オンライン版『牧師の談』
知っていたのに黙っていたのか、といわれるのはいやですから、ここに記しておきます。
Old Bailey Online のサイトで、これまでデータベースが公開されてきた『裁判録』とはべつの史料、『ニューゲト監獄付き牧師の談』を利用できるようになっています。その形態は『裁判録』とおなじく、テクストデータと現物の画像を確認でき、キーワード、姓、名、職業、地名、年代で検索できるスグレものです。むしろ、『オールドベイリ裁判録』の現物と比較をすれば一目瞭然ですが、初期のころには両者が判別のつかないくらいに似ており、これまでデータベース化されなかったのが不思議なくらいです。収録された年代は1690年から1772年までですから、出版された『談』のほぼすべてをとりこんでいるといってよいでしょう。ただし、海賊版もふくめて包括的であるかどうかは、わかりません。

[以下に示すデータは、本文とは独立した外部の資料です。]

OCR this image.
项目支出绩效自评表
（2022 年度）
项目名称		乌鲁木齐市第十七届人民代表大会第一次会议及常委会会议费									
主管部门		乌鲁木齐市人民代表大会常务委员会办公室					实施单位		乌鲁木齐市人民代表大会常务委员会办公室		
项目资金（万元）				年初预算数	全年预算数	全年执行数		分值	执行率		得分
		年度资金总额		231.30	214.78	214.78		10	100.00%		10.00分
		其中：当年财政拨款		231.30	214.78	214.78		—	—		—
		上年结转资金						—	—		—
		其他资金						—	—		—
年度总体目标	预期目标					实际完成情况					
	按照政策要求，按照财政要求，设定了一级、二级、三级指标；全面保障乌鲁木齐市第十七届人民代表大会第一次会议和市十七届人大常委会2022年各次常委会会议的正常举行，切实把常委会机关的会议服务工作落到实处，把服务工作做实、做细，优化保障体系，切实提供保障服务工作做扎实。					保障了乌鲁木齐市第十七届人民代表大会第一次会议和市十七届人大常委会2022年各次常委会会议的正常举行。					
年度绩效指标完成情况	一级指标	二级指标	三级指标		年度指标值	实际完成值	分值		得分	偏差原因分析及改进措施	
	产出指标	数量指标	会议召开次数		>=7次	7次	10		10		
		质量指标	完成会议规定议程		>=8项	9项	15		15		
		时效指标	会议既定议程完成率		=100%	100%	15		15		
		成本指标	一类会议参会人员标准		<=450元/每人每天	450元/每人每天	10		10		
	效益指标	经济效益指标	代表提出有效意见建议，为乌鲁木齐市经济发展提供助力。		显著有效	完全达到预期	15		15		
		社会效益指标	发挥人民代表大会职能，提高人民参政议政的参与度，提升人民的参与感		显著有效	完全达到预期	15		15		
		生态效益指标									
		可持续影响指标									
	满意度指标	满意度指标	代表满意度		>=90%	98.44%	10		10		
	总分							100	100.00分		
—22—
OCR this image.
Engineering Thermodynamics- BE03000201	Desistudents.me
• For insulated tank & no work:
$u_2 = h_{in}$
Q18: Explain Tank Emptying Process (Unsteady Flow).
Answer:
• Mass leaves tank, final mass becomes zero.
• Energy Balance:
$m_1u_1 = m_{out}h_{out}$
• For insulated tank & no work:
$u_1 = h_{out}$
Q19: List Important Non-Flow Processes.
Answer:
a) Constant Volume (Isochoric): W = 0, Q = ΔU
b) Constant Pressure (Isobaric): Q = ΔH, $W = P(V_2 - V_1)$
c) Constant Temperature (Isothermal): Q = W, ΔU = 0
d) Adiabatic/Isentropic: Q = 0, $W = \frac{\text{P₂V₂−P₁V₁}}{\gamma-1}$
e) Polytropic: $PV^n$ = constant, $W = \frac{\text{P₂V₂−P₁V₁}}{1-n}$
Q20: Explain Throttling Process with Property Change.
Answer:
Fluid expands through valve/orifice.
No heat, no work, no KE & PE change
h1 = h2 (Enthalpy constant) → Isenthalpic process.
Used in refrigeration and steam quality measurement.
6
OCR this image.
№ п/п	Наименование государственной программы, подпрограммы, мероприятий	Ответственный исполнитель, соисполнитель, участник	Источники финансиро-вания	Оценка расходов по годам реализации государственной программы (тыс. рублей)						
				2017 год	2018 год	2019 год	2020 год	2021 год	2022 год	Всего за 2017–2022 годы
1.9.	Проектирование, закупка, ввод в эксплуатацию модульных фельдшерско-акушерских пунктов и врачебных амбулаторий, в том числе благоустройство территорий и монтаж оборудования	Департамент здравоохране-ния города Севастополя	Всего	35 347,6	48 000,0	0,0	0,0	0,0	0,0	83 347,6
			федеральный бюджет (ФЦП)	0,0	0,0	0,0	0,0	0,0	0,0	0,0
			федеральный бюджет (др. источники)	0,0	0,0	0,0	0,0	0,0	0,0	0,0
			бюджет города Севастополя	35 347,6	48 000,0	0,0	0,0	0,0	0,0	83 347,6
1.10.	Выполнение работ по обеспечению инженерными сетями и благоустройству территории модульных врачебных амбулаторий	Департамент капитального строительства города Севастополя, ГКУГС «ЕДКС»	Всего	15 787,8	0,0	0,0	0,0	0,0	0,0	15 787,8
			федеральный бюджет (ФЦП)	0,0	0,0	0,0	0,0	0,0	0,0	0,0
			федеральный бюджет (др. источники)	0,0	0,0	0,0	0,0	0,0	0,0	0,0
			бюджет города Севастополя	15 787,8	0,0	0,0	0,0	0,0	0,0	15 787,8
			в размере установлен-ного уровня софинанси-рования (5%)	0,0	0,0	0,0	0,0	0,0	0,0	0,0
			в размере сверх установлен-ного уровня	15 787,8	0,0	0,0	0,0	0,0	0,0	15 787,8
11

この史料をオイラは、マイクロと現物のコピーと転記したテキストデータでもっていますが、初期のころのものはなかなか判読しがたいところもありますので、このデータベース化はありがたいです。神戸大学で開催された2005年の日本西洋史学会の小シンポジウムで発表したときの基礎的な史料ですし、いま、出版にむかっている公共圏研究の論集に寄稿した論文でも、随所につかっています。これまで誰も読んだことのない史料をつかって、誰も知らないことをあきらかにするのは歴史学の醍醐味でしょうし、一種の快感ですけど、史料は個人の独占物ではありませんし、誰もが利用できる史料をしっかりと読みこんで、これまでにあきらかにされていない側面を指摘したり、複数の史料を照合してあらたな像をうかびあがらせるのもやるべき仕事だと思います。何より、BLにこもって目をしょぼつかせなくてすむようになったわけで――あのビラの活字の小ささはほんとに目に悪いです――、大歓迎ですよ。
テキスト版データベースについては、ほんとは自作したかった……。
【書類】来週の出張手続きを完了。